Testing AEO involves running controlled experiments in a 'Query Lab' to measure changes in visibility metrics like PAWC and Subjective Impression. This data-driven process validates which content edits improve performance in answer engines.
Core Stats
"Without data, you're just another person with an opinion."
- W. Edwards Deming
How to Test AEO with a Query Lab
Effective Answer Engine Optimization is scientific. Instead of guessing, you can run controlled tests to measure exactly how your content edits impact visibility. This guide walks you through the process using a Query Lab.
The 5 Steps of an AEO Test
- Ingest URLs: Upload a sitemap or paste a list of URLs into the Query Lab to define your test group.
- Select Query Set: Choose a pre-built 250-query set relevant to your domain and user intent (e.g., 'SaaS - High Intent').
- Run Baseline Test: Execute the test to capture initial metrics, including PAWC, citation rate, and Subjective Impression (SI).
- Apply Content Edits: Implement AEO changes on your staging server, such as adding citations, quotes, or tightening the lead paragraph.

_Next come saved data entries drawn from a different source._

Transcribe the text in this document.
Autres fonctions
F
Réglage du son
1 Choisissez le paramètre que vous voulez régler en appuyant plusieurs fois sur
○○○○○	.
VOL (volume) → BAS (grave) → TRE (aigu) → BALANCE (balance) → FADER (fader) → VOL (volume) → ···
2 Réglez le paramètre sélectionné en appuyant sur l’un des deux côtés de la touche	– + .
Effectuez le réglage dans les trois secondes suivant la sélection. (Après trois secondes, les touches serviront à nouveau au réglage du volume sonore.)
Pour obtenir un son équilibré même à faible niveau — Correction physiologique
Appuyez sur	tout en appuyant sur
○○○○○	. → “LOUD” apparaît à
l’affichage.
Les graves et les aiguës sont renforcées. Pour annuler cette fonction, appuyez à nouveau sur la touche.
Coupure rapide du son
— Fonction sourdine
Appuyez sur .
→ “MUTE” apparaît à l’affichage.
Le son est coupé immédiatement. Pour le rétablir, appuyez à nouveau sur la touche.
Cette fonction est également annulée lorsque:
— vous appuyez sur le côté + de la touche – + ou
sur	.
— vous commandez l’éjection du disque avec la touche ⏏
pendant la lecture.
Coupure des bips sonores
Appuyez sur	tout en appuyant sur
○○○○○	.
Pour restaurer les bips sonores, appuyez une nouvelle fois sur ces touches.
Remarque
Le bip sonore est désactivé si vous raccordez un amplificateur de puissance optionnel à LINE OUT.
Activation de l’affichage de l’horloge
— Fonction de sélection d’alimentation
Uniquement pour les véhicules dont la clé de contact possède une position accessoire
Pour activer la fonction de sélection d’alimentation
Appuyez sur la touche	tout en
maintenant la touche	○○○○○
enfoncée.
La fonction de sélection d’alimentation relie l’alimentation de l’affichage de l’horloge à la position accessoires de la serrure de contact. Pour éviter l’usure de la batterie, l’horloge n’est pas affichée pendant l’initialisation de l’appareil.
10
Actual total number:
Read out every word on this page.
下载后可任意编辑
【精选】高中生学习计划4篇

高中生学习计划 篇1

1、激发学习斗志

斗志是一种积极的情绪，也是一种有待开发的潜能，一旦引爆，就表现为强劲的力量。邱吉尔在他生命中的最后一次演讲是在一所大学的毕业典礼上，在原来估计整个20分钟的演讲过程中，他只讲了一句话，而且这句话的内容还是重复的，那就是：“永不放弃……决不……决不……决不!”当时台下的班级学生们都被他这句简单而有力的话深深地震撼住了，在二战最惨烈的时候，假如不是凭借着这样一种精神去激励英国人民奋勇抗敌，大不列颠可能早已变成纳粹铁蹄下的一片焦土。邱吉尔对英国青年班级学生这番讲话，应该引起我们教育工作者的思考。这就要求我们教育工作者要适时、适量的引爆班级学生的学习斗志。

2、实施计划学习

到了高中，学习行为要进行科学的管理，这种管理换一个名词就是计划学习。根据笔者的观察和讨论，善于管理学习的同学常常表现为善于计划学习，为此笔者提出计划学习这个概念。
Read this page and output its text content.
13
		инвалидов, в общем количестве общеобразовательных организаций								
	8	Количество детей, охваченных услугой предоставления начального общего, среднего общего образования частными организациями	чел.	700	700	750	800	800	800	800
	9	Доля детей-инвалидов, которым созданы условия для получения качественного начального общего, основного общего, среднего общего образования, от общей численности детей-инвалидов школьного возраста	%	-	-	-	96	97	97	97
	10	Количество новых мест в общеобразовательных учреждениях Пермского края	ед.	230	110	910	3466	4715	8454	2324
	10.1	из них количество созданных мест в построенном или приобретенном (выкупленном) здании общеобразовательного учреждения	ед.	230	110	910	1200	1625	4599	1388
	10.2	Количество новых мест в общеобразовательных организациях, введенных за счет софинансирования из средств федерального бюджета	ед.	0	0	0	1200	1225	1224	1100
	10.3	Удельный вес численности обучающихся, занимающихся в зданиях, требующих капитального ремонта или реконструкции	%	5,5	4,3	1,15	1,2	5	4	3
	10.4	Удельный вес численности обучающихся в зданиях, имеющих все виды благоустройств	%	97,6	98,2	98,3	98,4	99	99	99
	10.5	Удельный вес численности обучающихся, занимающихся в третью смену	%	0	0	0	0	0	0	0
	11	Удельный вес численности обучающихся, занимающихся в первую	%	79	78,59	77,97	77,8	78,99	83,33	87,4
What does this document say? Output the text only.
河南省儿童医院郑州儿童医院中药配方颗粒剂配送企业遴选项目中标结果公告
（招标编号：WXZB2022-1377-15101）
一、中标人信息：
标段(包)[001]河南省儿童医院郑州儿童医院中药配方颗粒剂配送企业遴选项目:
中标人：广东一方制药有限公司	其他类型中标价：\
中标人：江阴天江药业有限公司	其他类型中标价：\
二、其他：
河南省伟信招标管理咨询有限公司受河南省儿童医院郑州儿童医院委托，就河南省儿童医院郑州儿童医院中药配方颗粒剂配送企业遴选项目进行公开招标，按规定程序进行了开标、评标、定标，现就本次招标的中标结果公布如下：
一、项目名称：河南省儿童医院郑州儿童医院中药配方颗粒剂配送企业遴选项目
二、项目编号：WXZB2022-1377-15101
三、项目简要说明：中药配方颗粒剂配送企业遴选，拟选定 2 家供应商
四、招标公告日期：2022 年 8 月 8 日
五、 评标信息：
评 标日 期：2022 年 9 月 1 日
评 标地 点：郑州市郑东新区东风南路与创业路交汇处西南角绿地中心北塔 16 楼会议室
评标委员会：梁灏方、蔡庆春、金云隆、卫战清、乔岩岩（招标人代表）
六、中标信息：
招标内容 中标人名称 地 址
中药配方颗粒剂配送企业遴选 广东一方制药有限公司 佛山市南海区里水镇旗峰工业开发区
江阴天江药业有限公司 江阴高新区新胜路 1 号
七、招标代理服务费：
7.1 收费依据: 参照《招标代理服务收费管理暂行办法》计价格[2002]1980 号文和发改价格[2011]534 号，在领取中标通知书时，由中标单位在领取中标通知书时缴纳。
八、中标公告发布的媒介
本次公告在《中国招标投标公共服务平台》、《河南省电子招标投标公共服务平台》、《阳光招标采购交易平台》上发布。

- Re-test & Compare: Run the test again on the edited content and compare the delta in PAWC and SI to measure the impact of your changes.
Interpreting the Results
The goal is to see a positive change (a 'delta' or Δ) in your key metrics. A successful test will show:
- ΔPAWC: An increase in your Position-Adjusted Word Count, meaning more of your content is appearing in answers.
- ΔSI: An increase in your Subjective Impression score, meaning the perceived quality and authority of your content has improved.
Frequently Asked Questions
What is a Query Lab?
A Query Lab is a controlled environment for testing how content changes affect visibility in answer engines across a standardized set of queries.
Can I use my own queries?
Yes, custom query sets can be uploaded, but we recommend starting with our benchmark sets for standardized comparisons.
How often should I run tests?
We recommend running tests after any significant content update or at least quarterly to track baseline visibility changes as answer engines evolve.